The islands have also yielded the bones of pygmy mammoths and remarkably preserved archaeological sites that offer an unprecedented glimpse into Ice Age life. Scientists have described the chain of islands as a place where ancient landscapes and human history have been frozen in time.
Researchers said the evidence points to a forgotten maritime migration that could fundamentally change our understanding of America’s earliest people. And they believe many of the answers may still be waiting to be uncovered.
The Channel Islands have been studied by scientists and archaeologists for more than a century, with some of their most important discoveries, including the remains of Arlington Springs Man, emerging during excavations in the mid-20th century.
Now, a new documentary released on June 30 on the YouTube channel Timeline is bringing fresh attention to these discoveries and the mysteries that still lie beneath the islands and surrounding waters.
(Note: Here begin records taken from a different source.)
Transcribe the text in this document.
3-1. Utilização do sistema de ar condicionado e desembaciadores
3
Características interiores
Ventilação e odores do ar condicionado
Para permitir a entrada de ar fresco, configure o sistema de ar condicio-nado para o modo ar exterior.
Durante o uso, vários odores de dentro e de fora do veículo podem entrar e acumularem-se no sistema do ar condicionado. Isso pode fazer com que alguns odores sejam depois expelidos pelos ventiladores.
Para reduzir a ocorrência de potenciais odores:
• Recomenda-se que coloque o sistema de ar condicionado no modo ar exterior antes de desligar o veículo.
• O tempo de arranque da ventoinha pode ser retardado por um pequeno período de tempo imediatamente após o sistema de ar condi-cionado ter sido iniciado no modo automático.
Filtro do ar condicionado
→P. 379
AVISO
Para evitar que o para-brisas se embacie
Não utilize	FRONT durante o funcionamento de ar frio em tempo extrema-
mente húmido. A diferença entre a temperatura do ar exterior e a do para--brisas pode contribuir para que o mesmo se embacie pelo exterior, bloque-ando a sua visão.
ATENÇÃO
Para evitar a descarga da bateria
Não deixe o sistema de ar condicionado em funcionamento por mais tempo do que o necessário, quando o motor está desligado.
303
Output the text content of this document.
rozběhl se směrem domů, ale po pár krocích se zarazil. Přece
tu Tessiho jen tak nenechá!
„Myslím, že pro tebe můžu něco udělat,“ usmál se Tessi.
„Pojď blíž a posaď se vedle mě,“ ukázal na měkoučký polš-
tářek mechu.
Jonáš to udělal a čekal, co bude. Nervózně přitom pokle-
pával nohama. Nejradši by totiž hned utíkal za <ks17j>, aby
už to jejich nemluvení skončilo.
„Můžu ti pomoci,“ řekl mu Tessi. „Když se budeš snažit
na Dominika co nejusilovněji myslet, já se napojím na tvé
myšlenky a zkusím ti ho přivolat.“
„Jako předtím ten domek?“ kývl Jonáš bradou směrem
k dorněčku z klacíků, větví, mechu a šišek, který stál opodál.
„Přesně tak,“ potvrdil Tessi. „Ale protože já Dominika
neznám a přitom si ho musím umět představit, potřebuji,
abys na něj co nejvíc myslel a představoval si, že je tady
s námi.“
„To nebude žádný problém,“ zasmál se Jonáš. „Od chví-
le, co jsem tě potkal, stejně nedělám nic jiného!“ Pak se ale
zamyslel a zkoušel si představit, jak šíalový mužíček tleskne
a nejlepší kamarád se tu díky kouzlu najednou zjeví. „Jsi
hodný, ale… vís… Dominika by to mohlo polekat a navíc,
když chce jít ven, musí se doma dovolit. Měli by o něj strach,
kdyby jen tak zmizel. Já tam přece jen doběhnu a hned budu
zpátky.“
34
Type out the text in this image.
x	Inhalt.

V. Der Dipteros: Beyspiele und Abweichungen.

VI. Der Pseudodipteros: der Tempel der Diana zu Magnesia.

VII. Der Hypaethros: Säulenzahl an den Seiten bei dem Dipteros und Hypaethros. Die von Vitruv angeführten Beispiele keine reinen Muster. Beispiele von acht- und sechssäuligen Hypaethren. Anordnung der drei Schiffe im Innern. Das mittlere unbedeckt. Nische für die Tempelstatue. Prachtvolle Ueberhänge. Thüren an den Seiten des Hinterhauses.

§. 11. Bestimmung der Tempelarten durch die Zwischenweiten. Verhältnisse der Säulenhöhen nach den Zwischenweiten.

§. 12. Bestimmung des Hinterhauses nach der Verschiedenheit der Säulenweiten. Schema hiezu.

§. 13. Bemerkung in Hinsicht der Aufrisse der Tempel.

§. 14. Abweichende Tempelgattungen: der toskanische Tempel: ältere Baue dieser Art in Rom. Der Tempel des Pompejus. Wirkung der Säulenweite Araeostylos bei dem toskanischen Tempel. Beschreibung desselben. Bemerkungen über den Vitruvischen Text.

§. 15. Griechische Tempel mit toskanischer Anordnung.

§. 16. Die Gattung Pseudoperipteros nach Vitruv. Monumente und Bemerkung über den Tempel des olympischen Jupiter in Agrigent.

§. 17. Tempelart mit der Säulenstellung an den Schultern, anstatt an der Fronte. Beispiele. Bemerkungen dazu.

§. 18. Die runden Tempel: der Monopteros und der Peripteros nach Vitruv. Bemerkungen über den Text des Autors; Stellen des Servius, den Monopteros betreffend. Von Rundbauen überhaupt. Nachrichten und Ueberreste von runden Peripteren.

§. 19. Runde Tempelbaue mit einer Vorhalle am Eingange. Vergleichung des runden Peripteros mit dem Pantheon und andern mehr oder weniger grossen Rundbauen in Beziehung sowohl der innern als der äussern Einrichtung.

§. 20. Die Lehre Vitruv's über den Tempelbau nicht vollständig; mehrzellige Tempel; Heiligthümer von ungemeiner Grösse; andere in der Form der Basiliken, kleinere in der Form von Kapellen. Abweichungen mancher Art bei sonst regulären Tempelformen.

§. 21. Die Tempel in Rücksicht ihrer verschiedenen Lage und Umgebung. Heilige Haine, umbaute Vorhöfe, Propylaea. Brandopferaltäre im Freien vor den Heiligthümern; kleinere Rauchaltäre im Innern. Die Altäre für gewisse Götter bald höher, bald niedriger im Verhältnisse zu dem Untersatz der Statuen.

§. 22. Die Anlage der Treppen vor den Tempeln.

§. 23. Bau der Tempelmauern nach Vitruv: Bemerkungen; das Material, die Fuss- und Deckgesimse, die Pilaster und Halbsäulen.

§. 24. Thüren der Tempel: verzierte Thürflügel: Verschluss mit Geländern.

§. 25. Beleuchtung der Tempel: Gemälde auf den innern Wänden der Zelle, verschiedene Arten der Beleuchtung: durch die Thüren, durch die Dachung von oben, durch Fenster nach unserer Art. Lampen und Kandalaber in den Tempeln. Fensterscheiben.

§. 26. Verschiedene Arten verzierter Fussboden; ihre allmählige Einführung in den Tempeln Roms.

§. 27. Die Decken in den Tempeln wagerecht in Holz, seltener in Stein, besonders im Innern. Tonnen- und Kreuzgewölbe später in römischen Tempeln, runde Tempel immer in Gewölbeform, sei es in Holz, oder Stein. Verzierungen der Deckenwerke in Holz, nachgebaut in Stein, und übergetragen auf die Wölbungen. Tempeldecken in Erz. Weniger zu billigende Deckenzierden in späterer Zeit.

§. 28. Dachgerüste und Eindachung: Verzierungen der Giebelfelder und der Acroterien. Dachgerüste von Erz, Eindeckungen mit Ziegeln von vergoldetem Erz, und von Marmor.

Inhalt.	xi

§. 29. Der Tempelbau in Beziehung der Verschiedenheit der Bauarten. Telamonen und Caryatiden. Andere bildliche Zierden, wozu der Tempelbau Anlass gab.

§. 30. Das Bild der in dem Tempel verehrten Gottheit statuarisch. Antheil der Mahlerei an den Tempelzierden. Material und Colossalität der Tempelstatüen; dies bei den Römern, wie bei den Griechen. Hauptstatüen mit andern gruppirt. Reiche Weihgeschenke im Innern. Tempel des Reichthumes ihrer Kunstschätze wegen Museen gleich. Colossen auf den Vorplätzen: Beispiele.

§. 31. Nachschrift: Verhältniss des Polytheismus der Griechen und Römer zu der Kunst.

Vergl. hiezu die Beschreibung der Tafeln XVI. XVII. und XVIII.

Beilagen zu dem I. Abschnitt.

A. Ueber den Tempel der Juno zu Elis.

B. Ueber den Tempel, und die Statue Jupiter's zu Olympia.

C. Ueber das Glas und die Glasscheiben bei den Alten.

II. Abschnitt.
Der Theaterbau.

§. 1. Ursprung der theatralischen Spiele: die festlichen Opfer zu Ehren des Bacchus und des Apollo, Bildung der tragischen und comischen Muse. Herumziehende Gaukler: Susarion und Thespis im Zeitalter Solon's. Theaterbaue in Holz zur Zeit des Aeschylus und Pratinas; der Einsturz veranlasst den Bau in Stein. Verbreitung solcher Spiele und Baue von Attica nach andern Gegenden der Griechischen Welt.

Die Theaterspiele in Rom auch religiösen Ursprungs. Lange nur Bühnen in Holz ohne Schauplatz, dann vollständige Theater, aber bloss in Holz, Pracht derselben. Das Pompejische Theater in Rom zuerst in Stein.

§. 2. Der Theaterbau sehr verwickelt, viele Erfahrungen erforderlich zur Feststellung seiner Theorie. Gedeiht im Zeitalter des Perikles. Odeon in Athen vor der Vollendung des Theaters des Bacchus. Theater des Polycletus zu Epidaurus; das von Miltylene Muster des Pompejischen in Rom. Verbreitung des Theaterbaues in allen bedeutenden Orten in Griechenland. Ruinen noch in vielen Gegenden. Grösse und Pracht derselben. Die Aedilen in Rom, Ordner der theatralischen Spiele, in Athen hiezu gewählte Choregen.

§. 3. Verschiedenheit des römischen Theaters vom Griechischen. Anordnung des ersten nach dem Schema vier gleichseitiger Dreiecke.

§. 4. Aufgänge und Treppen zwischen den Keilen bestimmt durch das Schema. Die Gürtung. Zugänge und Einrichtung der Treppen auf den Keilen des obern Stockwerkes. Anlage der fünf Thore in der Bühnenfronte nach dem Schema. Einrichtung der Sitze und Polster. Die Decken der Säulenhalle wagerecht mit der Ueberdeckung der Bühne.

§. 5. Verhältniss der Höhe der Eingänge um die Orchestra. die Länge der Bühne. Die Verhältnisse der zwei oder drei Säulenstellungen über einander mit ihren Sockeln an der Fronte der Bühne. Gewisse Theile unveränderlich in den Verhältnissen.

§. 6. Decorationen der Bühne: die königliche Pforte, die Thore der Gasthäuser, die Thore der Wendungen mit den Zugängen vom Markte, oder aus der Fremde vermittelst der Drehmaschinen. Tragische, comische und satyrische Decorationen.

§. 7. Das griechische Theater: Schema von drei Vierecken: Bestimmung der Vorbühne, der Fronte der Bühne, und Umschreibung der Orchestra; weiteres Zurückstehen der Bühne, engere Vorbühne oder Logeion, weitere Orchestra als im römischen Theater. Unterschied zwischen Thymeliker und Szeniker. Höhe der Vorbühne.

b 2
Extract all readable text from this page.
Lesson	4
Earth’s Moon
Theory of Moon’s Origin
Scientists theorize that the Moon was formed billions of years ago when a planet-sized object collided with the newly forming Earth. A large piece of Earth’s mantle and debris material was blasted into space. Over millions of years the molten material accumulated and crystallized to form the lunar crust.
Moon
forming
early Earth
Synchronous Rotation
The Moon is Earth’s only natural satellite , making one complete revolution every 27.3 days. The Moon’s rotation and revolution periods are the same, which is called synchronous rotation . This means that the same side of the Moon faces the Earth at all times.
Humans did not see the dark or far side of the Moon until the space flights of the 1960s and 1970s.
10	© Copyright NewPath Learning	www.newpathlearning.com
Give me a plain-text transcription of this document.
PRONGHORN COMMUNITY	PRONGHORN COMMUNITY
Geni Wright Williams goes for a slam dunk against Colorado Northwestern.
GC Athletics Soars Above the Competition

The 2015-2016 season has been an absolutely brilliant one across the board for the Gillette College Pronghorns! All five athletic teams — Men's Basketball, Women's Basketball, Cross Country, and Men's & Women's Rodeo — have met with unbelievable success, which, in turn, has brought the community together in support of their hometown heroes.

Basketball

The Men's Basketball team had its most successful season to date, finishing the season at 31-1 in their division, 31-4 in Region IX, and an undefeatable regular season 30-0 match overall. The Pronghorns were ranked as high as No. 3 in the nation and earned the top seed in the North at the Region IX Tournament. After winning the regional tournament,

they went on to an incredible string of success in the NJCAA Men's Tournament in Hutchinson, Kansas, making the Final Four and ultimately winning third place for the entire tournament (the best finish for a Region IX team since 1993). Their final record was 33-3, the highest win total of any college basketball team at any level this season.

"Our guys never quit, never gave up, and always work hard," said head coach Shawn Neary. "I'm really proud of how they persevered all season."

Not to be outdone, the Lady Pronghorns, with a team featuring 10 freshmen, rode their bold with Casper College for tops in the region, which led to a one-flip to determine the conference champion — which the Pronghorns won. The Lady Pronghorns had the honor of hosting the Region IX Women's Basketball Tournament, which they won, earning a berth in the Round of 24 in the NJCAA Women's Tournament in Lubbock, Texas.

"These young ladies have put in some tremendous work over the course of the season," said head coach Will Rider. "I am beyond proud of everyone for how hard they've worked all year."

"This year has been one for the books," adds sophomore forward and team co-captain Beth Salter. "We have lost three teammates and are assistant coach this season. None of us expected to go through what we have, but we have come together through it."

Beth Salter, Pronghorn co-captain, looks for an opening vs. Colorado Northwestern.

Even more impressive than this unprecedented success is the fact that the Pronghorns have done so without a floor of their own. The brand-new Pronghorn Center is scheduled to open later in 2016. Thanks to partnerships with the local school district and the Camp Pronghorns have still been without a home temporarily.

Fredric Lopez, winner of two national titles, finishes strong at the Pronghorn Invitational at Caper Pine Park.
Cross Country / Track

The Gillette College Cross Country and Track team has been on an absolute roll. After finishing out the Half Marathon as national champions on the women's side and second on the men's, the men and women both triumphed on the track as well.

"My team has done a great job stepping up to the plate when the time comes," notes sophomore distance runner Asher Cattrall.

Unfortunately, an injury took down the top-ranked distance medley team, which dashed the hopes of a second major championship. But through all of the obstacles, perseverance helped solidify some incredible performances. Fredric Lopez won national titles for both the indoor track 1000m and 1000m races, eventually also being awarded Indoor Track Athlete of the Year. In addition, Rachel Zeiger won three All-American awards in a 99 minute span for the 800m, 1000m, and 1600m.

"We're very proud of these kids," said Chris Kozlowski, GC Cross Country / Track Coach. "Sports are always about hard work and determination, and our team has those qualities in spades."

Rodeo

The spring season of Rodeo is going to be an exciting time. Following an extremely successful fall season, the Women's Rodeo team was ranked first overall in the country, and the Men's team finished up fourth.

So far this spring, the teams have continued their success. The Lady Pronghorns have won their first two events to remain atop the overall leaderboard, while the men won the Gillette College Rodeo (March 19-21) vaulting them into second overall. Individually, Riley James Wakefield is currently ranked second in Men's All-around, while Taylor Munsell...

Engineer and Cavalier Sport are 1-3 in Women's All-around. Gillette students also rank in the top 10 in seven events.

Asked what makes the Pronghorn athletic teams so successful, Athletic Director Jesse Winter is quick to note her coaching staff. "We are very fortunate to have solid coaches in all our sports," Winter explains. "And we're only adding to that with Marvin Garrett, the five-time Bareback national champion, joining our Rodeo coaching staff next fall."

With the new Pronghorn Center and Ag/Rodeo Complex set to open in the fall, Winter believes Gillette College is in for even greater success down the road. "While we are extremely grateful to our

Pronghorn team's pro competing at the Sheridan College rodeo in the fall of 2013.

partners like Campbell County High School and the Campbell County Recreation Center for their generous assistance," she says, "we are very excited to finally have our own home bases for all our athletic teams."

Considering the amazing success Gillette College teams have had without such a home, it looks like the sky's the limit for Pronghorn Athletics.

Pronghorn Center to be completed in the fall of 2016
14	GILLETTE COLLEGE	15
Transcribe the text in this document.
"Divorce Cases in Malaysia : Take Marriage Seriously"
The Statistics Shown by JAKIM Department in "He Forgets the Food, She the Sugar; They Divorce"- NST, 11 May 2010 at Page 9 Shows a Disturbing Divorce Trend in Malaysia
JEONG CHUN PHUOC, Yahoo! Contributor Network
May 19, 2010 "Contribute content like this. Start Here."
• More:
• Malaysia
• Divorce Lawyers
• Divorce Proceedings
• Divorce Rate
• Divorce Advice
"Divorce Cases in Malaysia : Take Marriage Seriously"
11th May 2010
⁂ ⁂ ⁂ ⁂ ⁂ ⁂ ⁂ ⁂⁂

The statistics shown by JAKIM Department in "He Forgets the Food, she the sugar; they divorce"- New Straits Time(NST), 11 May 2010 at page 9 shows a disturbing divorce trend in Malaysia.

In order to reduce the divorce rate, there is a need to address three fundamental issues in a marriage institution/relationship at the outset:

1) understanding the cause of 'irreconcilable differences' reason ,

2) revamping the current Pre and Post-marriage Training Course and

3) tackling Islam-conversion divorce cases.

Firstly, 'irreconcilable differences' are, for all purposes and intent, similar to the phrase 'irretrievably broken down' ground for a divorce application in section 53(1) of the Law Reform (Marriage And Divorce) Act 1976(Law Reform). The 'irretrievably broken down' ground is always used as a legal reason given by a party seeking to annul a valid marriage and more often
Not all archaeologists agree that the Channel Islands provide definitive proof of a maritime migration.
While many researchers now accept that people were present in the Americas before the Clovis culture, experts continue to debate exactly when the first settlers arrived and whether they traveled by sea, by land, or through a combination of routes.
The eight California Channel Islands lie in the Pacific Ocean off Southern California, stretching from Point Conception near Santa Barbara to south of Los Angeles.
Author Frederic Caire Chiles, who has a PhD in history from the University of California at Santa Barbara, said in the film: ‘They are the trace of a vanished world.’